Reports Without Borders has shipped a free guide for "Bloggers and Cyber-Dissidents" on publishing anonymously without getting fired, imprisoned or executed.

Bloggers need to be anonymous when they are putting out information that risks their safety. The cyber-police are watching and have become expert at tracking down "trouble- makers." This handbook gives advice on how to post material without revealing who you are ("How to blog anonymously," by Ethan Zuckerman). It's best of course to have the technical skills to be anonymous online, but following a few simple rules can sometimes do the trick. This advice is of course not for those (terrorists, racketeers or pedophiles) who use the Internet to commit crimes. The handbook is simply to help bloggers encountering opposition because of what they write to maintain their freedom of expression. However, the main problem for a blogger, even under a repressive regime, isn't security. It's about getting the blog known, finding an audience. A blog without any readers won't worry the powers-that-be, but what's the point of it? This handbook makes technical suggestions to make sure a blog gets picked up by the major search-engines (the article by Olivier Andrieu), and gives some more "journalistic" tips about this ("What really makes a blog shine," by Mark Glaser).
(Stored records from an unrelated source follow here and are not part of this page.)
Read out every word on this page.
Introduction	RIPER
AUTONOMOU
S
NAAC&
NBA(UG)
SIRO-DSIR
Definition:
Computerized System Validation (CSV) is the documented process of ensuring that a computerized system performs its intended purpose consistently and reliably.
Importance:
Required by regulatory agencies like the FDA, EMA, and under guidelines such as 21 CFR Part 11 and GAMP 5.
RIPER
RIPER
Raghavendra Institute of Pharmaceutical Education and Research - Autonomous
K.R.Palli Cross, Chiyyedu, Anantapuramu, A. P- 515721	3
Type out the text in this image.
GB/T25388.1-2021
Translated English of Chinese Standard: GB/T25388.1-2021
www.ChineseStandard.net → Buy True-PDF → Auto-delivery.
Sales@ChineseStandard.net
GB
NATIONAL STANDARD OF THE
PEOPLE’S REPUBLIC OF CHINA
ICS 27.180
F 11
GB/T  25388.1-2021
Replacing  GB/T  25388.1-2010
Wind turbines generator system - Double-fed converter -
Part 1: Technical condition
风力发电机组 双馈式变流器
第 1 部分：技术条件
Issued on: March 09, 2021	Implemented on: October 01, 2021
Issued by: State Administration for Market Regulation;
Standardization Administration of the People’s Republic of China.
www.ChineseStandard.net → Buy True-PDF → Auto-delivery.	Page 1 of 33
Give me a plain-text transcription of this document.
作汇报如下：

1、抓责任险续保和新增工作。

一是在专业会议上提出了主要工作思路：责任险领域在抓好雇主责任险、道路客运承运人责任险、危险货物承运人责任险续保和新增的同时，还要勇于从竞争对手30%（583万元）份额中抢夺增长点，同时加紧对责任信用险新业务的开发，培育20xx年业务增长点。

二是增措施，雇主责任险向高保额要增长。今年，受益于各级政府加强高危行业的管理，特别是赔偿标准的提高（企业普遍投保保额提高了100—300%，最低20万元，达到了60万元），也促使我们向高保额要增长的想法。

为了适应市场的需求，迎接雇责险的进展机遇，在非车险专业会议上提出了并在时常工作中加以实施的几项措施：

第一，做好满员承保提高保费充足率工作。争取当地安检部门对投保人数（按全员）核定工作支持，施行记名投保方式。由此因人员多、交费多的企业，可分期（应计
Some bloggers face the problem of filtering. Most authoritarian regimes now have the technical means to censor the Internet. In Cuba or Vietnam, you won't be able to access websites that criticise the government or expose corruption or talk about human rights abuses. So-called "illegal" and "subversive" content is automatically blocked by filters. But all bloggers need free access to all sites and to the blogosphere or the content of their blogs will become irrelevant.